The IMPAKT Breast Cancer Conference was held in Brussels in May. Topics of discussion included the tumor and outcome characteristics of the various molecular subtypes of breast carcinoma in men. Furthermore, we addressed the combination treatment consisting of CDK4/6 and PI3K/mTOR inhibition. Can the tumor cell cycle be stopped more sustainably with this than with monotherapy? And what mechanisms play a role in this?
They are few and far between, but they do exist: Men with breast cancer. Less than 1% of all breast tumors in the United States affect men. As is always the case with rare diseases, the data situation leaves much to be desired – especially that on the molecular biology of these tumors. A study presented at the IMPAKT Congress now tested the characteristics and outcomes of the different receptor subtypes in male breast cancer.
Included were 922 men with known receptor subtype. The U.S. government program National Cancer Institute’s Surveillance, Epidemiology and End Results (SEER), which has registered all cases of male breast cancer since 2010, was used as the database. Of the 922 men were:
- 757 (82%) hormone receptor-positive and HER2 receptor-negative (HR+/HER2-).
- 135 (15%) hormone receptor positive and HER2 receptor positive (HR+/HER2+).
- 19 (2%) triple negative (HR-/HER2-)
- 11 (1%) hormone receptor negative and HER2 receptor positive (HR-/HER2+).
How can the subtypes be characterized?
The subtypes did not differ significantly with respect to ethnicity or histology – or in other words, the groups were similar in these characteristics. In return, it was shown that men with triple-negative breast cancer were significantly younger at the time of diagnosis than those with hormone receptor-positive tumors. Also significantly different were receptor types with respect to histologic grade, tumor stage, and metastatic status at diagnosis and 1-year overall survival. Across all subtypes, this was 95%. Looking more closely at the groups, clear differences were found in favor of tumors expressing at least one receptor: patients with the HR+/HER2- subtype had the best prognosis (96.7%), followed by those with HR-/HER2+ (90%) and with HR+/HER2+ (89.9%). Patients with triple-negative breast tumors had by far the worst survival rate, 67.9%.
The two parameters “overall tumor stage” and “nodal status” only just missed the significance threshold, i.e. the subtypes did not differ – at least not to a statistically relevant extent (p=0.052 and p=0.051).
In conclusion, breast cancer subtypes also play a significant role in clinical tumor characteristics in men. Therefore, especially the effects on outcome and tumor pathology need to be further explored in the male collective as well.
Two better than one?
Another study investigated the effect of combined CDK4/6 and PI3 kinase/mTOR inhibition on tumor cell cycle in vitro and in vivo. That CDK4/6 inhibitors (such as palbociclib, which is approved in the United States) show activity in estrogen receptor-positive breast cancer is known from preclinical and clinical studies. It is also known that the sensitivity to CDK4/6 inhibitors is limited, i.e. the tumor cell cycle cannot be permanently stopped. If the tumor is exposed to the substance over a longer period of time, resistance develops, against which the combination of different active substances offers a solution at best.

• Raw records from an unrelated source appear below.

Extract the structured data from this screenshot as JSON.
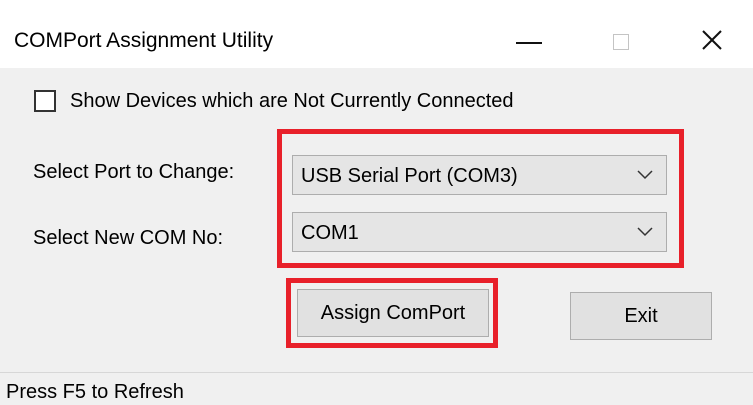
{
  "window": {
    "title": "COMPort Assignment Utility",
    "controls": {
      "minimize_icon": "minimize-icon",
      "maximize_icon": "maximize-icon",
      "close_icon": "close-icon"
    }
  },
  "options": {
    "show_disconnected_label": "Show Devices which are Not Currently Connected",
    "show_disconnected_checked": false
  },
  "form": {
    "port_label": "Select Port to Change:",
    "port_value": "USB Serial Port (COM3)",
    "com_label": "Select New COM No:",
    "com_value": "COM1"
  },
  "buttons": {
    "assign_label": "Assign ComPort",
    "exit_label": "Exit"
  },
  "status": {
    "text": "Press F5 to Refresh"
  },
  "colors": {
    "highlight": "#e8202a",
    "window_background": "#f0f0f0",
    "titlebar_background": "#ffffff",
    "combo_background": "#e5e5e5",
    "button_background": "#e1e1e1"
  }
}
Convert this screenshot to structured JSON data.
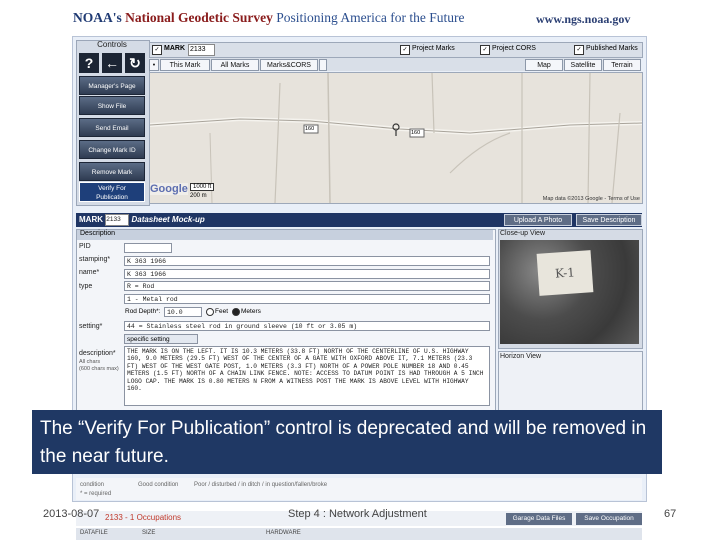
{
  "header": {
    "noaa": "NOAA's ",
    "ngs": "National Geodetic Survey",
    "tagline": " Positioning America for the Future",
    "url": "www.ngs.noaa.gov"
  },
  "controls": {
    "title": "Controls",
    "icons": [
      "?",
      "←",
      "↻"
    ],
    "buttons": [
      "Manager's Page",
      "Show File",
      "Send Email",
      "Change Mark ID",
      "Remove Mark"
    ],
    "selected_line1": "Verify For",
    "selected_line2": "Publication"
  },
  "map_toolbar": {
    "mark_label": "MARK",
    "mark_value": "2133",
    "project_marks": "Project Marks",
    "project_cors": "Project CORS",
    "published_marks": "Published Marks",
    "tabs_left": [
      "This Mark",
      "All Marks",
      "Marks&CORS"
    ],
    "tabs_right": [
      "Map",
      "Satellite",
      "Terrain"
    ]
  },
  "map": {
    "google": "Google",
    "scale_ft": "1000 ft",
    "scale_m": "200 m",
    "footer": "Map data ©2013 Google - Terms of Use",
    "route1": "160",
    "route2": "160"
  },
  "datasheet": {
    "mark_label": "MARK",
    "mark_value": "2133",
    "title": "Datasheet Mock-up",
    "upload_photo": "Upload A Photo",
    "save_description": "Save Description",
    "section": "Description",
    "labels": {
      "pid": "PID",
      "stamping": "stamping*",
      "name": "name*",
      "type": "type",
      "setting": "setting*",
      "description": "description*",
      "desc_note1": "All chars",
      "desc_note2": "(600 chars max)"
    },
    "values": {
      "pid": "",
      "stamping": "K 363 1966",
      "name": "K 363 1966",
      "type": "R = Rod",
      "subtype": "1 - Metal rod",
      "rod_depth_label": "Rod Depth*:",
      "rod_depth": "10.0",
      "feet": "Feet",
      "meters": "Meters",
      "setting": "44 = Stainless steel rod in ground sleeve (10 ft or 3.05 m)",
      "specific_setting": "specific setting",
      "description": "THE MARK IS ON THE LEFT. IT IS 10.3 METERS (33.8 FT) NORTH OF THE CENTERLINE OF U.S. HIGHWAY 160, 9.0 METERS (29.5 FT) WEST OF THE CENTER OF A GATE WITH OXFORD ABOVE IT, 7.1 METERS (23.3 FT) WEST OF THE WEST GATE POST, 1.0 METERS (3.3 FT) NORTH OF A POWER POLE NUMBER 18 AND 0.45 METERS (1.5 FT) NORTH OF A CHAIN LINK FENCE. NOTE: ACCESS TO DATUM POINT IS HAD THROUGH A 5 INCH LOGO CAP. THE MARK IS 0.80 METERS N FROM A WITNESS POST THE MARK IS ABOVE LEVEL WITH HIGHWAY 160."
    },
    "closeup_title": "Close-up View",
    "card_text": "K-1",
    "horizon_title": "Horizon View"
  },
  "below": {
    "line1": "condition",
    "line1_b": "Good condition",
    "line1_c": "Poor / disturbed / in ditch / in question/fallen/broke",
    "line2": "* = required"
  },
  "caption": {
    "text": "The “Verify For Publication” control is deprecated and will be removed in the near future."
  },
  "footer": {
    "date": "2013-08-07",
    "center": "Step 4 : Network Adjustment",
    "page": "67",
    "occupations": "2133 - 1 Occupations",
    "btn1": "Garage Data Files",
    "btn2": "Save Occupation",
    "strip_a": "DATAFILE",
    "strip_b": "SIZE",
    "strip_c": "HARDWARE"
  }
}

By analyzing biological processes, the researchers were able to show that CDK4/6 inhibition alone does not in fact achieve permanent cell cycle arrest. The compound led to an increase in cyclin D1 expression. This cyclin promotes repeated cell cycle initiation independent of CDK4/6 inhibition by binding to CDK2. The paradoxical process can only be broken by a combination: if an inhibitor of the PI3K-AKT-mTOR pathway is added, the sensitivity of estrogen receptor-positive cell lines to CDK4/6 inhibition increases, since cyclin D1 expression is now suppressed. Thus, there is no transition to the S phase of the cell cycle and a permanent arrest of the cell cycle can be achieved. Also of interest, while CDK4/6 inhibition alone prevented apoptosis, the combination of the two agents induced it and was also highly effective in vivo. Thus, a cytostatic effect became a cytotoxic effect.
However, the addition of a second substance could not reverse resistance mechanisms that had already taken place, i.e. it could not restore the sensitivity of palbociclib-resistant cell lines. PI3 kinase inhibitors had no effect in this regard.
Highly active combination
The results show that combined CDK4/6 and PI3K/mTOR inhibition is highly active in estrogen receptor-positive breast cancer, and the agents together produce a potent cytotoxic effect. However, this did not reverse resistance to palbociclib, so new therapeutic approaches are urgently needed for these cases. CDK2 is thought to be important for both early and later (acquired) resistance. While early adaptive processes can be addressed by combined administration as mentioned above, long-term resistance is left out. The triple combination consisting of endocrine therapy, CDK4/6 and PI3 kinase inhibition is most effective. A corresponding phase I trial is currently being planned.
Source: IMPAKT Breast Cancer Conference, May 7-9, 2015, Brussels.
InFo ONCOLOGY & HEMATOLOGY 2015; 3(7): 30-31.